Numa compra de menos de R$ 198,59 no mercado, o consumidor deixou mais de 31% somente em impostos federais e estaduais; na comida de rua de R$ 33 o valor de encargos é de R$ 11,20
Que o consumidor brasileiro é relaxado em relação a saber quanto paga de impostos nas compras é sabido por todo governista e, poucos ao longo dos anos, poucos, ou nenhum presidente ou governadores, jamais reduzem a carga tributária.
Nos últimos 3 anos, esses encargos subiram de 31,9% (trinta e um virgula nove por cento) para mais de 34% (trinta e quatro por cento), além da elevação de preços como arroz, café, carne, ovo que subiram de preço, no mínimo, 50% (cinquenta por cento).
Nesse mesmo período, o salário saiu de R$ 1.302,00 (mil trezentos e dois reais) para R$ 1.621,00 (mil seiscentos e vinte e um por cento), um aumento de apenas 24,5% (vinte e quatro e meio por cento).

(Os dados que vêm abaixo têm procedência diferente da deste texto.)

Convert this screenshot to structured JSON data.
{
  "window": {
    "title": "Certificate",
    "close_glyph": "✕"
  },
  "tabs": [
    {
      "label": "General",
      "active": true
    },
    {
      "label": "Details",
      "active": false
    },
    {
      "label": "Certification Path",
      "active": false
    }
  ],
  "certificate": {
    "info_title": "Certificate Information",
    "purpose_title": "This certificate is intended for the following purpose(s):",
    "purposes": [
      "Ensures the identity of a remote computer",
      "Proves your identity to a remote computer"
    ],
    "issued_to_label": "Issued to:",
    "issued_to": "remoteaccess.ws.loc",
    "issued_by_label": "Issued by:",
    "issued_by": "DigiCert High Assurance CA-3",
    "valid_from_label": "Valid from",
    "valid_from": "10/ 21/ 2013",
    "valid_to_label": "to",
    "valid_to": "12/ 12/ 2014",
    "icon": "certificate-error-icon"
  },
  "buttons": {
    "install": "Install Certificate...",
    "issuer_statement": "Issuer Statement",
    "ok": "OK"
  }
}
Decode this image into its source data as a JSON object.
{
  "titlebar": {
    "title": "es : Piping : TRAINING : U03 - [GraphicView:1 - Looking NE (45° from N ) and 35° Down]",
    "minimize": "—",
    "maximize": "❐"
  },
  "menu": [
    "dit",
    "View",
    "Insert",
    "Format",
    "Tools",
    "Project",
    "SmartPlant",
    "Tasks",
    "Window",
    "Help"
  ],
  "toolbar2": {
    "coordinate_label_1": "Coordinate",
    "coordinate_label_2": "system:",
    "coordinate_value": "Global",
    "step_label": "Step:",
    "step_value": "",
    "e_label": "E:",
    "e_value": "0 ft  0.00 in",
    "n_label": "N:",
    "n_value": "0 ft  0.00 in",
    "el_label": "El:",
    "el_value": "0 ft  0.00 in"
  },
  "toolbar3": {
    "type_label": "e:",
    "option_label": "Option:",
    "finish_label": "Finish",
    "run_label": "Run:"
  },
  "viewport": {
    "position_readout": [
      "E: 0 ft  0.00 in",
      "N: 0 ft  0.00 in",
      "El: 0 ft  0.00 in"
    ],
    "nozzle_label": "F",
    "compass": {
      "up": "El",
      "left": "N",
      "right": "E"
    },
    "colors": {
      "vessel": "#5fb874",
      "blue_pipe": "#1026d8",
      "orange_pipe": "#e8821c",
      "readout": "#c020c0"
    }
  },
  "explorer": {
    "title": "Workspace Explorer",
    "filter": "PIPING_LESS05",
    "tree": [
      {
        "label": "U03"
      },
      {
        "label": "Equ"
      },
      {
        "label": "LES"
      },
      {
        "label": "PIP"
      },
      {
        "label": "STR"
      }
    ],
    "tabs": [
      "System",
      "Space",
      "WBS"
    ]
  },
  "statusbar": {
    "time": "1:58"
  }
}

O efeito disse é a perda real do poder de compra, ou seja, R$ 100 (cem reais) compra apenas 75% (setenta e cinco por cento) daquilo que o cidadão e cidadã levava para casa.
Na compra hoje, 16/9, numa loja de uma grande rede de supermercado de R$ 198,59 (cento e noventa e oito reais e cinquenta e nove centavos) foi pago o momento de R$ 62,78, ou, 31,61% (trinta e um vírgula sessenta e um por cento). Num restaurante popular, um prato de R$ 33 (trinta e três reais) os impostos estadual e federal foram no total de R$ 11,20 (onze reais e vinte centavos), ou 33,94% (trinta e três vírgula noventa e quatro por cento).
Notas fiscais
As notas fiscais apresentam quase de forma ilegível no fim os valores em reais e percentuais de quanto você cidadão e cidadã paga em cada compra no mercado ou na comida de rua.
Inflação
Esses dados representam a inflação em um país que, de 2023 a 2025, segundo o IBGE (Instituto Brasileiro de Geografia e Estatísticas), seria inferior a 20% (vinte por cento).
Reduflação
Essa expressão é pouco conhecida pelos brasileiros não chegados à economia. Mas quer dizer que os preços dos produtos sobem menos, mas as embalagens também diminuem como é o caso dos biscoitos que pesavam 400 gramas e hoje é de 350 gramas; o café solúvel que era 50 gamas agora é 40 gramas ou chocolate que era 100 gramas e hoje é 85 gramas, mas os preços não reduziram. Pelo contrário, aumentaram.
Picanha
A picanha em 2022, logo após a pandemia de covid-19, custava menos R$ 55 (cinquenta e cinco reais) o quilo e, hoje é no, no mínimo, custa R$ 88 (oitenta e oito reais).